The performance of voucher students should dictate the degree to which the program expands, Walker said.
"If the students are performing at or better than they were in the schools they came from, then that would be a compelling case to offer more choices like that to more families across the state," Walker said. "If the majority are not performing better, you could make a pretty compelling argument not to."
Republican state Sen. Luther Olsen, who chairs the Senate Education Committee, said work on an accountability bill is wrapping up. He said he hopes hearings will be held in late summer and early fall, with a bill sent to Walker by the end of the year.
"I hope that everyone comes away happy that this is the right thing to do," Olsen said. "The voucher people want a bill like this because they're only as good as their weakest school."
He said the bill will apply the report card system for public schools to voucher schools as well. It will also amend the report card for public schools.

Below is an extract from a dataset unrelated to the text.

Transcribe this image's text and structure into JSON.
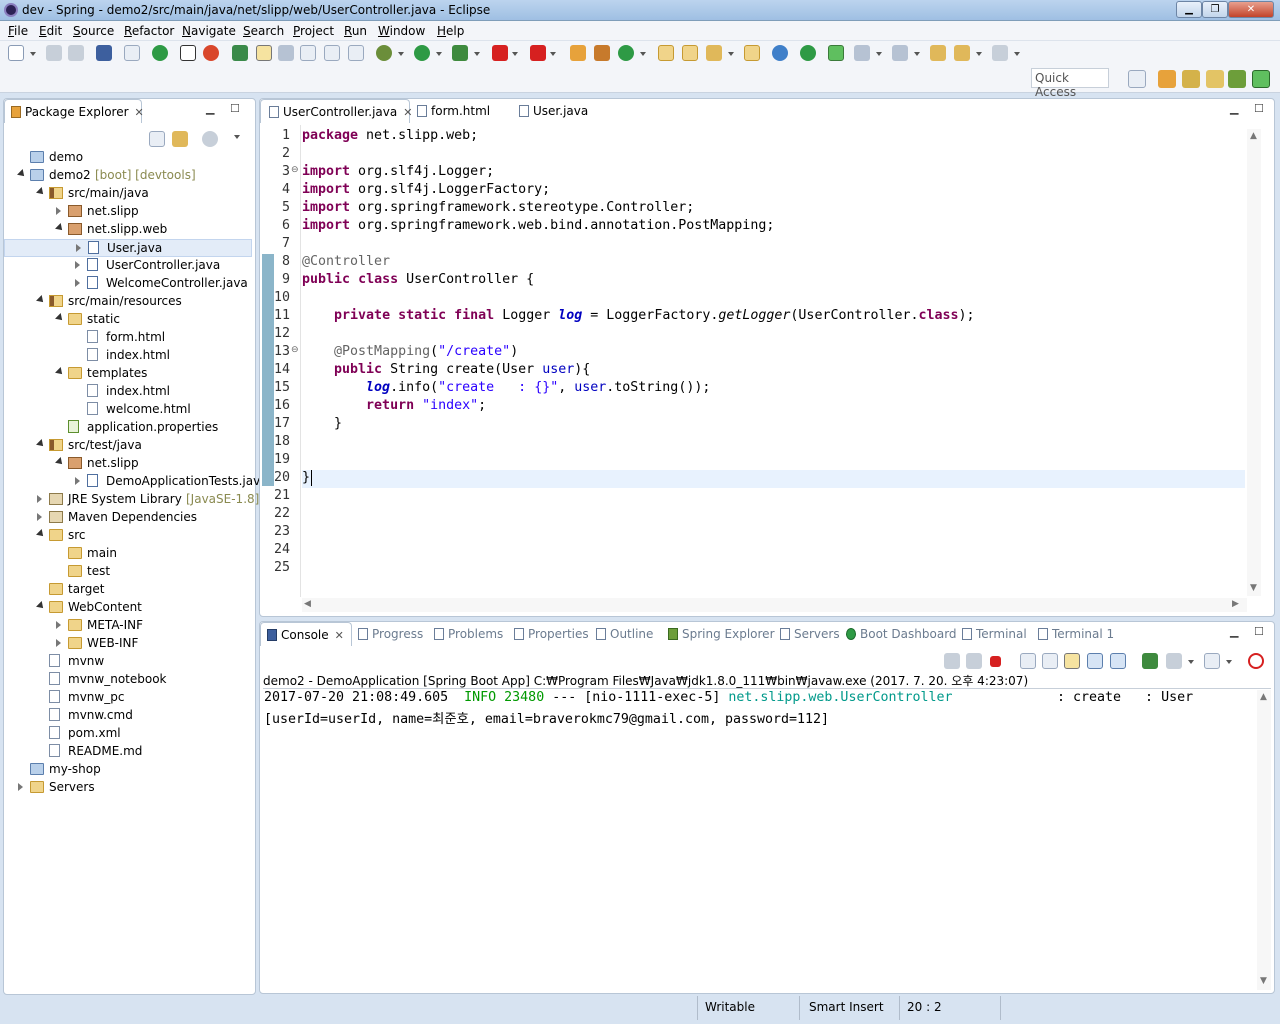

The report card released last fall didn't measure high school student growth because it was based on a single test taken in 10th grade. The state budget the governor signed over the weekend expands high school testing to include grades 9 and 11. The accountability bill will make sure that future report cards include those tests, Olsen said.
Democrats have been openly skeptical about the progress of an accountability bill. Earlier this year Senate Minority Leader Chris Larson, compared talk of a bill to the cartoon character Lucy van Pelt pulling the football away from Charlie Brown.
School Choice Wisconsin, a group that has pushed for an expansion of the voucher program, said the biggest sticking point for an accountability bill thus far has been making sure private schools are treated fairly. The group's president, Jim Bender, said if failing public schools are given funds to help improve, failing private schools should be treated the same way rather than be cut from the program.
"We are engaged in the process as long as there's equitable treatment, good data and specificity in statute," Bender said.